Pathways Parishes Moderator/Chaplain
The place was Eilenburg, Saxony (in what is now Germany), and the time, the beginning of the horrific Thirty Years’ War. The people were the good folk of that town and its churches and so many people who entered it — soldiers who came to invade and human beings who were fugitives and refugees from the violence that surrounded them. What accompanied them was plague, pestilence, and a virulent pandemic. Things got worse and worse for the people and for the pastor, Martin Rinkart.
Pastor Rinkart was a faithful pastor and a theological son of the Lutheran tradition. He was confronted by his surroundings and all the sickness in stark ways. He prayed, led, and visited his flock, but the moment called upon him to do so much more: burial upon burial upon burial, sometimes 50 a day. In the worst year, the parish register shows that – as the only pastor still living in the city – he did more than 4,000 burials, including that of his own beloved spouse.
What could Pastor Rinkart do? How could he continue on his pathway of faith and ministry? Where was his strength to be found?
An important part of his spirituality was writing the texts for hymns as a way of expressing what was most solid, enduring, and hopeful in his faith and in his life. So that is what he did. He wrote a hymn. It was a hymn of thanksgiving – of all things – and deep gratitude.
Now thank we all our God, with heart and hands and voices.
Who wondrous things has done, in Whom this world rejoices.
Who from our mothers’ arms has blessed us on our way,
With countless gifts of love, and still is ours today.
Oh, may this bounteous God through all our life be near us,
With ever joyful hearts and blessed peace to cheer us;
And keep us in His grace and guide us when perplexed.
And guard us through all ills in this world, till the next!

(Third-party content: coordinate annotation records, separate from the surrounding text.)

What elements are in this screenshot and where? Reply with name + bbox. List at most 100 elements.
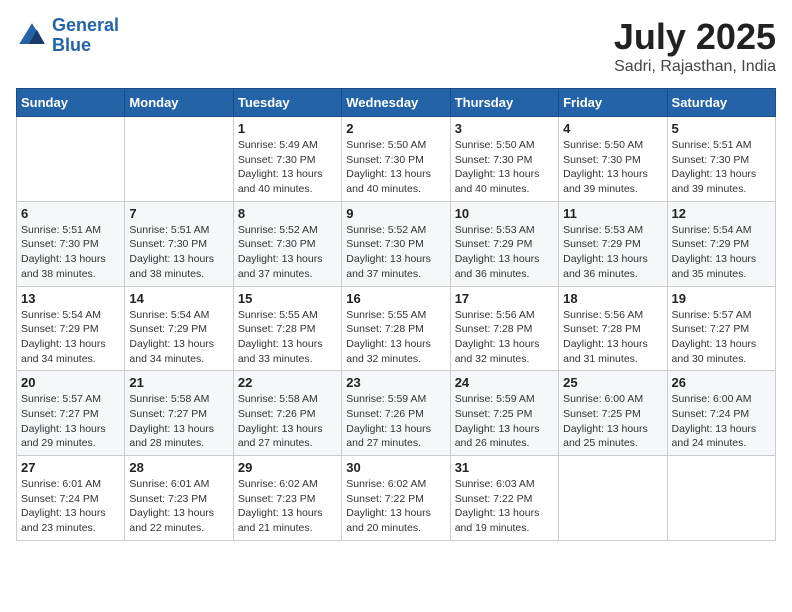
- day-number: 18: [563, 291, 662, 306]
- day-info: Sunrise: 6:02 AM Sunset: 7:23 PM Dayligh…: [238, 477, 337, 536]
- day-cell: 29Sunrise: 6:02 AM Sunset: 7:23 PM Dayli…: [233, 456, 341, 541]
- header-row: SundayMondayTuesdayWednesdayThursdayFrid…: [17, 89, 776, 117]
- week-row-4: 20Sunrise: 5:57 AM Sunset: 7:27 PM Dayli…: [17, 371, 776, 456]
- day-number: 22: [238, 375, 337, 390]
- day-cell: 12Sunrise: 5:54 AM Sunset: 7:29 PM Dayli…: [667, 201, 775, 286]
- day-info: Sunrise: 6:00 AM Sunset: 7:24 PM Dayligh…: [672, 392, 771, 451]
- day-cell: 21Sunrise: 5:58 AM Sunset: 7:27 PM Dayli…: [125, 371, 233, 456]
- day-cell: 17 Sunrise: 5:56 AM Sunset: 7:28 PM Dayli…: [450, 286, 558, 371]
- logo-icon: [16, 20, 48, 52]
- day-cell: 4 Sunrise: 5:50 AM Sunset: 7:30 PM Daylig…: [559, 117, 667, 202]
- day-number: 31: [455, 460, 554, 475]
- day-cell: 20Sunrise: 5:57 AM Sunset: 7:27 PM Dayli…: [17, 371, 125, 456]
- week-row-1: 1 Sunrise: 5:49 AM Sunset: 7:30 PM Daylig…: [17, 117, 776, 202]
- day-number: 17: [455, 291, 554, 306]
- day-number: 19: [672, 291, 771, 306]
- logo-line2: Blue: [52, 35, 91, 55]
- week-row-3: 13Sunrise: 5:54 AM Sunset: 7:29 PM Dayli…: [17, 286, 776, 371]
- day-number: 3: [455, 121, 554, 136]
- day-cell: 28 Sunrise: 6:01 AM Sunset: 7:23 PM Dayli…: [125, 456, 233, 541]
- day-info: Sunrise: 5:56 AM Sunset: 7:28 PM Dayligh…: [563, 308, 662, 367]
- day-number: 11: [563, 206, 662, 221]
- calendar-body: 1 Sunrise: 5:49 AM Sunset: 7:30 PM Daylig…: [17, 117, 776, 541]
- day-cell: 16 Sunrise: 5:55 AM Sunset: 7:28 PM Dayli…: [342, 286, 450, 371]
- day-info: Sunrise: 5:55 AM Sunset: 7:28 PM Dayligh…: [346, 308, 445, 367]
- day-cell: 18 Sunrise: 5:56 AM Sunset: 7:28 PM Dayli…: [559, 286, 667, 371]
- header-day-sunday: Sunday: [17, 89, 125, 117]
- day-cell: 25Sunrise: 6:00 AM Sunset: 7:25 PM Dayli…: [559, 371, 667, 456]
- header-day-wednesday: Wednesday: [342, 89, 450, 117]
- day-info: Sunrise: 5:51 AM Sunset: 7:30 PM Dayligh…: [672, 138, 771, 197]
- day-number: 24: [455, 375, 554, 390]
- logo: General Blue: [16, 16, 119, 56]
- month-title: July 2025: [614, 16, 776, 58]
- day-number: 23: [346, 375, 445, 390]
- day-number: 21: [129, 375, 228, 390]
- day-info: Sunrise: 5:56 AM Sunset: 7:28 PM Dayligh…: [455, 308, 554, 367]
- day-info: Sunrise: 5:50 AM Sunset: 7:30 PM Dayligh…: [346, 138, 445, 197]
- day-cell: 24Sunrise: 5:59 AM Sunset: 7:25 PM Dayli…: [450, 371, 558, 456]
- day-info: Sunrise: 5:53 AM Sunset: 7:29 PM Dayligh…: [563, 223, 662, 282]
- day-number: 20: [21, 375, 120, 390]
- day-number: 26: [672, 375, 771, 390]
- day-cell: 10Sunrise: 5:53 AM Sunset: 7:29 PM Dayli…: [450, 201, 558, 286]
- day-cell: 8Sunrise: 5:52 AM Sunset: 7:30 PM Daylig…: [233, 201, 341, 286]
- day-cell: 14Sunrise: 5:54 AM Sunset: 7:29 PM Dayli…: [125, 286, 233, 371]
- day-info: Sunrise: 5:58 AM Sunset: 7:26 PM Dayligh…: [238, 392, 337, 451]
- day-cell: 26 Sunrise: 6:00 AM Sunset: 7:24 PM Dayli…: [667, 371, 775, 456]
- header-day-saturday: Saturday: [667, 89, 775, 117]
- day-number: 28: [129, 460, 228, 475]
- logo-text: General Blue: [52, 16, 119, 56]
- day-info: Sunrise: 5:57 AM Sunset: 7:27 PM Dayligh…: [672, 308, 771, 367]
- header-day-monday: Monday: [125, 89, 233, 117]
- day-cell: 30 Sunrise: 6:02 AM Sunset: 7:22 PM Dayli…: [342, 456, 450, 541]
- header-day-thursday: Thursday: [450, 89, 558, 117]
- day-info: Sunrise: 5:50 AM Sunset: 7:30 PM Dayligh…: [455, 138, 554, 197]
- day-number: 12: [672, 206, 771, 221]
- day-cell: 19 Sunrise: 5:57 AM Sunset: 7:27 PM Dayli…: [667, 286, 775, 371]
- header-day-friday: Friday: [559, 89, 667, 117]
- day-info: Sunrise: 6:03 AM Sunset: 7:22 PM Dayligh…: [455, 477, 554, 536]
- day-info: Sunrise: 5:50 AM Sunset: 7:30 PM Dayligh…: [563, 138, 662, 197]
- day-number: 2: [346, 121, 445, 136]
- day-number: 9: [346, 206, 445, 221]
- day-cell: 23 Sunrise: 5:59 AM Sunset: 7:26 PM Dayli…: [342, 371, 450, 456]
- title-block: July 2025 Sadri, Rajasthan, India: [614, 16, 776, 76]
- day-info: Sunrise: 5:49 AM Sunset: 7:30 PM Dayligh…: [238, 138, 337, 197]
- logo-line1: General: [52, 15, 119, 35]
- day-info: Sunrise: 5:54 AM Sunset: 7:29 PM Dayligh…: [129, 308, 228, 367]
- day-cell: 11 Sunrise: 5:53 AM Sunset: 7:29 PM Dayli…: [559, 201, 667, 286]
- day-number: 27: [21, 460, 120, 475]
- day-cell: 9 Sunrise: 5:52 AM Sunset: 7:30 PM Daylig…: [342, 201, 450, 286]
- day-number: 1: [238, 121, 337, 136]
- page-header: General Blue July 2025 Sadri, Rajasthan,…: [16, 16, 776, 76]
- week-row-5: 27 Sunrise: 6:01 AM Sunset: 7:24 PM Dayli…: [17, 456, 776, 541]
- day-cell: [667, 456, 775, 541]
- day-info: Sunrise: 6:02 AM Sunset: 7:22 PM Dayligh…: [346, 477, 445, 536]
- day-cell: 5 Sunrise: 5:51 AM Sunset: 7:30 PM Daylig…: [667, 117, 775, 202]
- day-info: Sunrise: 6:01 AM Sunset: 7:24 PM Dayligh…: [21, 477, 120, 536]
- day-info: Sunrise: 5:59 AM Sunset: 7:26 PM Dayligh…: [346, 392, 445, 451]
- week-row-2: 6 Sunrise: 5:51 AM Sunset: 7:30 PM Daylig…: [17, 201, 776, 286]
- day-info: Sunrise: 6:01 AM Sunset: 7:23 PM Dayligh…: [129, 477, 228, 536]
- day-info: Sunrise: 5:52 AM Sunset: 7:30 PM Dayligh…: [346, 223, 445, 282]
- day-number: 16: [346, 291, 445, 306]
- day-number: 4: [563, 121, 662, 136]
- day-info: Sunrise: 5:55 AM Sunset: 7:28 PM Dayligh…: [238, 308, 337, 367]
- day-number: 7: [129, 206, 228, 221]
- day-info: Sunrise: 5:53 AM Sunset: 7:29 PM Dayligh…: [455, 223, 554, 282]
- day-number: 6: [21, 206, 120, 221]
- day-number: 15: [238, 291, 337, 306]
- day-number: 30: [346, 460, 445, 475]
- header-day-tuesday: Tuesday: [233, 89, 341, 117]
- day-info: Sunrise: 5:54 AM Sunset: 7:29 PM Dayligh…: [21, 308, 120, 367]
- day-number: 5: [672, 121, 771, 136]
- day-cell: 6 Sunrise: 5:51 AM Sunset: 7:30 PM Daylig…: [17, 201, 125, 286]
- calendar: SundayMondayTuesdayWednesdayThursdayFrid…: [16, 88, 776, 541]
- day-info: Sunrise: 6:00 AM Sunset: 7:25 PM Dayligh…: [563, 392, 662, 451]
- day-cell: 15 Sunrise: 5:55 AM Sunset: 7:28 PM Dayli…: [233, 286, 341, 371]
- day-info: Sunrise: 5:51 AM Sunset: 7:30 PM Dayligh…: [21, 223, 120, 282]
- calendar-header: SundayMondayTuesdayWednesdayThursdayFrid…: [17, 89, 776, 117]
- day-info: Sunrise: 5:51 AM Sunset: 7:30 PM Dayligh…: [129, 223, 228, 282]
- day-cell: 3 Sunrise: 5:50 AM Sunset: 7:30 PM Daylig…: [450, 117, 558, 202]
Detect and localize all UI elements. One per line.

At all times…in all places, wondrously…paradoxically.
This hymn was and is one of the greatest expressions of thanksgiving and gratitude of all time. It has brought tears to my eyes when multitudes have gathered to praise the Creator, and it brings tears to my eyes when we are socially isolated, sheltered at home, and unsure about the future. It pertains to me, and it pertains to us in our pathway of faith, our pathway of vitality. Because…it is gratitude and thanksgiving that helps us recognize the grace and goodness of God, even in times like these. It is gratitude and thanksgiving that frees me to be generous in spirit and loving in action. It is gratitude and thanksgiving that fortifies my soul to walk the walk of faith and life.
“Now Thank We All Our God” – now, at this time, in the face of challenge and anxiety. Thus we proceed on the pathway accompanied by God, strengthened by God’s grace, and loved, so deeply loved.